Disrupting the disruptors
by Tom Sullivan
A long piece at Washington Monthly is worth your attention. Barry C. Lynn and Phillip Longman examine ten ideas for giving power back to the people of this country and for creating an economy that serves us. A lot of us are pretty damned tired of the arrangement where we serve the economy.
“Populism With a Brain” draws on the tradition that arose in response to the First Gilded Age. The principles that drove policy then — and have been sorely eroded since the 1970s — might be re-applied to the Second Gilded Age today:
These first Populists drew upon a political philosophy with roots back to the American Revolution. Part of this tradition is familiar—a belief that government must be run by the people. Populists called for direct election of senators and led the push for referendums and initiatives to bypass corrupt legislatures. But another part is largely forgotten—that the people are sovereign over the economy and have a responsibility to structure markets to promote the common good.
This was the “democratic republicanism” of Thomas Jefferson and James Madison. It holds that, just like political power, economic power must be distributed as widely as possible. Thus, the Populists focused much of their energy on combating efforts to monopolize commerce and natural resources, especially land. They also closely studied how to govern large corporations, and strongly supported unionization of workers and farmers to counter the power of concentrated capital.
Eroding the power of concentrated capital has been central to Bernie Sanders’ campaign. The reach of the financial sector and its power to remake government into one of, by, and for the corporations has been evident since the 2008 financial meltdown, yet too little has been done to bring it too heel. Even Sen. Elizabeth Warren’s crusade to forestall further corporate wilding has been little more than a speed bump from Wall Street’s perspective. What Populists sought was to prevent the concentration of that power by disallowing monopolistic concentrations of power in the first place.
In particular, the turn away from this Populist tradition and towards a preference for efficiency, they suggest, has led us to yet another Gilded Age in which people are no longer viewed as citizens, but as consumers:
In this tradition, breaking up monopoly has little to do with promoting efficiency or better deals for consumers, and everything to do with protecting political equality, self-government, and democratic institutions. As Brandeis explained, “The doctrine of the separation of powers was adopted . . . not to promote efficiency but to preclude the exercise of arbitrary power.” The way to “save the people from autocracy,” he said, is precisely by building “friction” into the system.
Over the following decades, these principles guided how Americans distributed economic power and protected industrial liberty.
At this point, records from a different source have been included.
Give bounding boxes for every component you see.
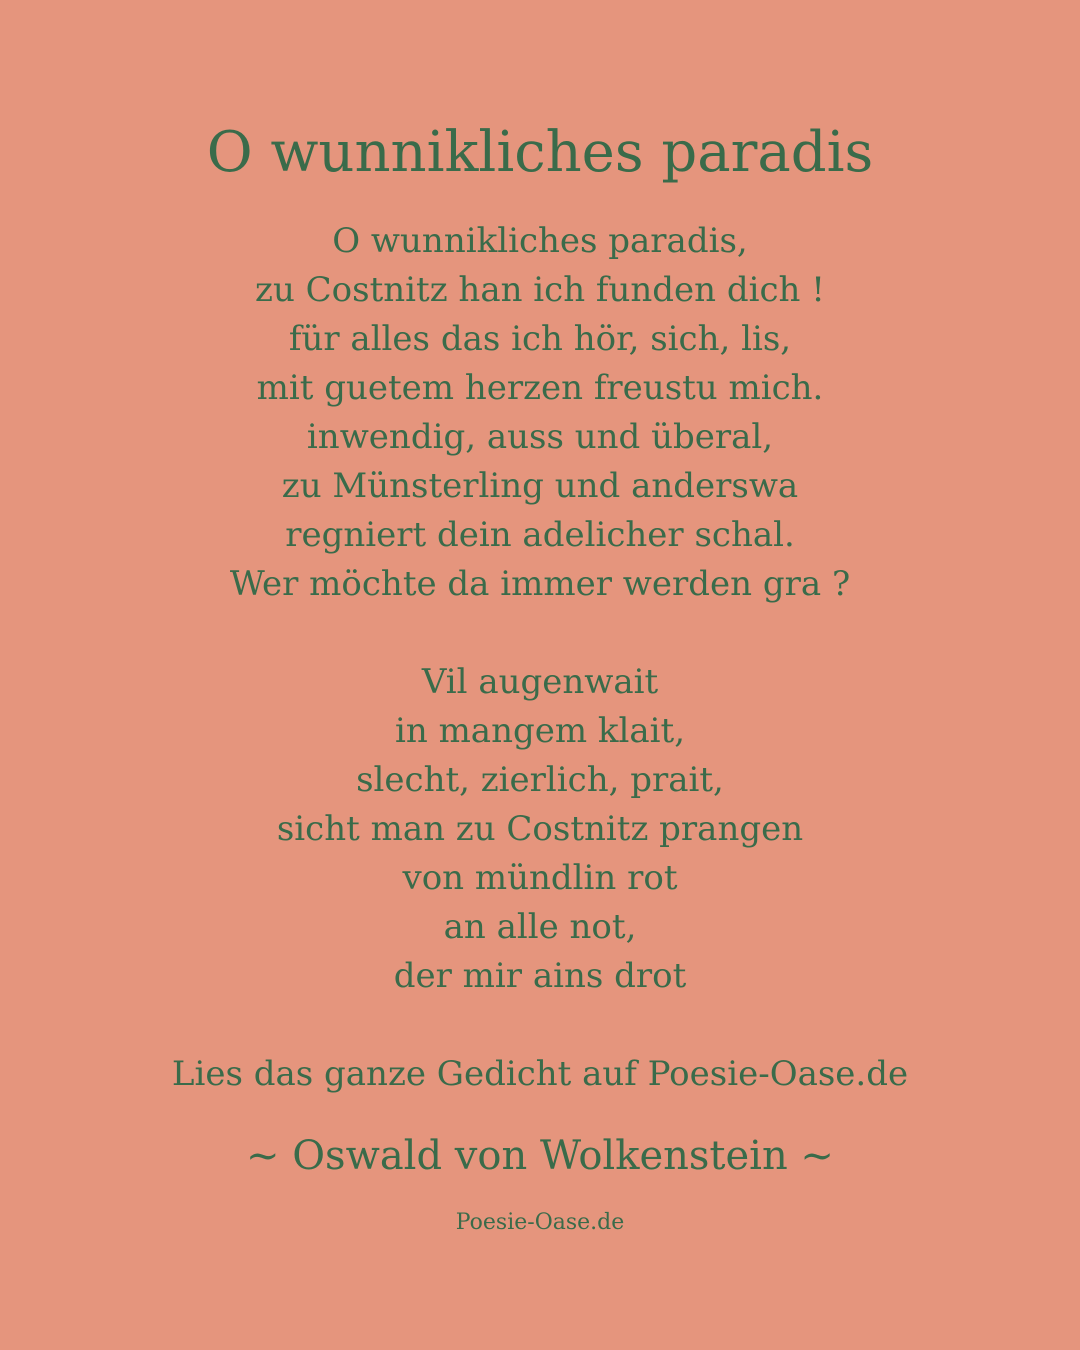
poem-line: regniert dein adelicher schal.: [285, 515, 795, 555]
stanza-2: [0, 658, 1080, 1001]
poem-line: O wunnikliches paradis,: [332, 221, 748, 261]
stanza-1: [0, 217, 1080, 609]
poem-line: der mir ains drot: [393, 956, 687, 996]
poem-line: slecht, zierlich, prait,: [356, 760, 724, 800]
poem-author: ~ Oswald von Wolkenstein ~: [246, 1133, 834, 1179]
poem-line: Vil augenwait: [421, 662, 659, 702]
poem-line: an alle not,: [443, 907, 637, 947]
site-watermark: Poesie-Oase.de: [455, 1210, 625, 1235]
poem-line: zu Costnitz han ich funden dich !: [255, 270, 825, 310]
poem-line: für alles das ich hör, sich, lis,: [288, 319, 792, 359]
poem-line: zu Münsterling und anderswa: [281, 466, 799, 506]
poem-line: von mündlin rot: [402, 858, 678, 898]
poem-line: in mangem klait,: [394, 711, 685, 751]
poem-line: Wer möchte da immer werden gra ?: [229, 564, 851, 604]
poem-title: O wunnikliches paradis: [206, 120, 874, 185]
poem-line: inwendig, auss und überal,: [306, 417, 774, 457]
read-full-poem-text: Lies das ganze Gedicht auf Poesie-Oase.de: [171, 1054, 909, 1094]
poem-line: sicht man zu Costnitz prangen: [276, 809, 804, 849]
poem-line: mit guetem herzen freustu mich.: [256, 368, 824, 408]
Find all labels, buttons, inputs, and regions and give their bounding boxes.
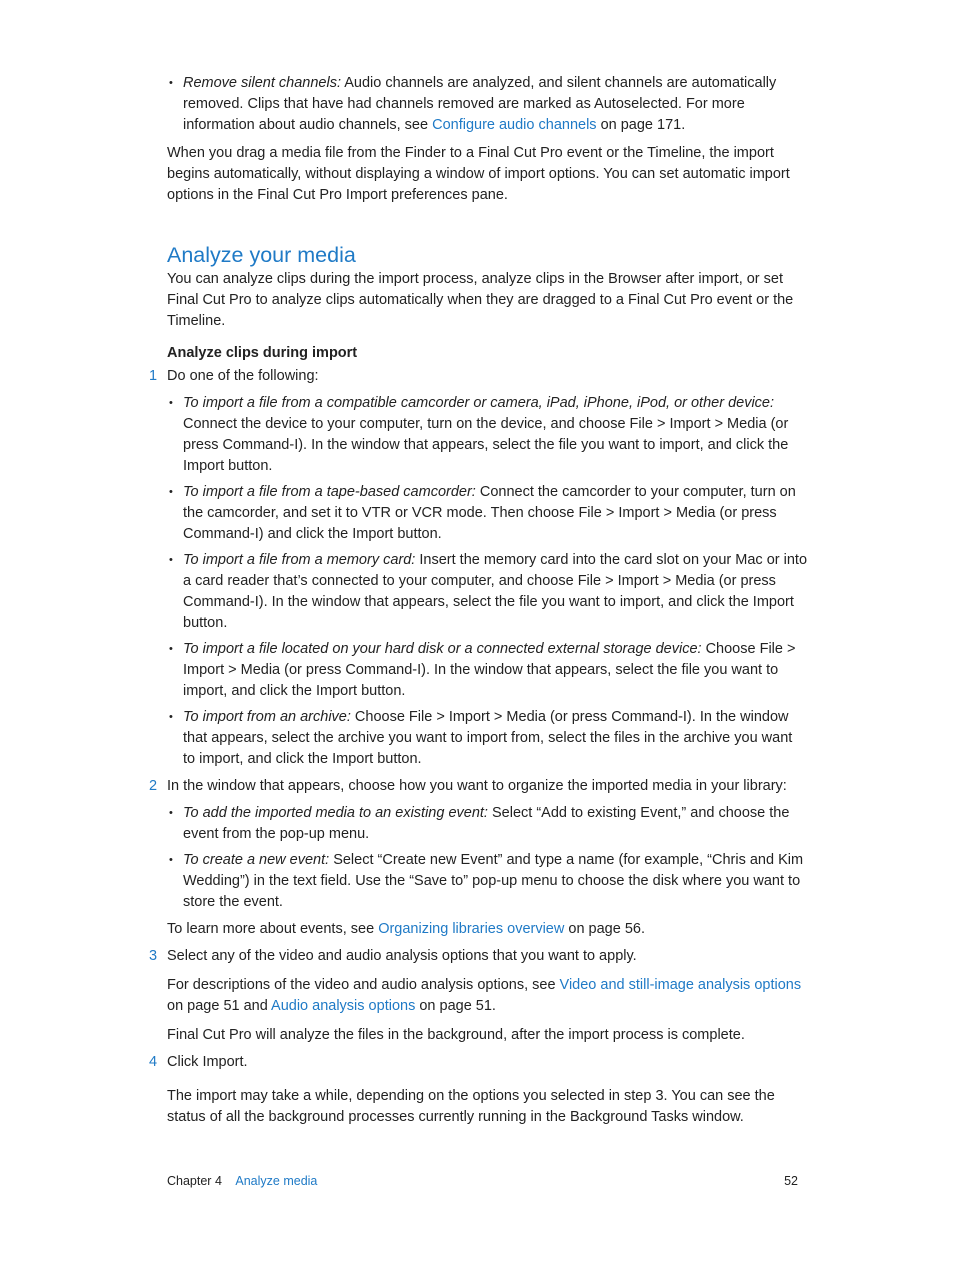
note-text-end: on page 56.	[564, 921, 645, 937]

Despite wave after wave of technological change, concentration declined in almost every realm of the economy.
But in the 1970s, a small group of intellectuals—some, like Alfred Kahn, with roots in mainstream liberalism; and others, like Robert Bork, with roots in conservative Chicago school economics—systematically targeted the achievements of the Populist tradition. While anti-monopoly laws remained on the books, they were reinterpreted in ways that defeated their historical purpose. No longer would the aim be to promote economic and political liberty. Instead, according to guidelines enacted in 1982 by Ronald Reagan’s Justice Department, big corporations would be allowed to get bigger so long as they did not immediately hike prices to the “consumer.”
In retrospect, the evidence is close to irrefutable that adoption of this philosophy of “efficiency” unleashed a process of concentration that over the last generation has remade almost the entire U.S. economy, and is now disrupting our democracy.
No kidding. Read Lynn’s and Longman’s article for the skeleton of an agenda for defanging the fat cats. If it doesn’t get discussed, it won’t have a prayer.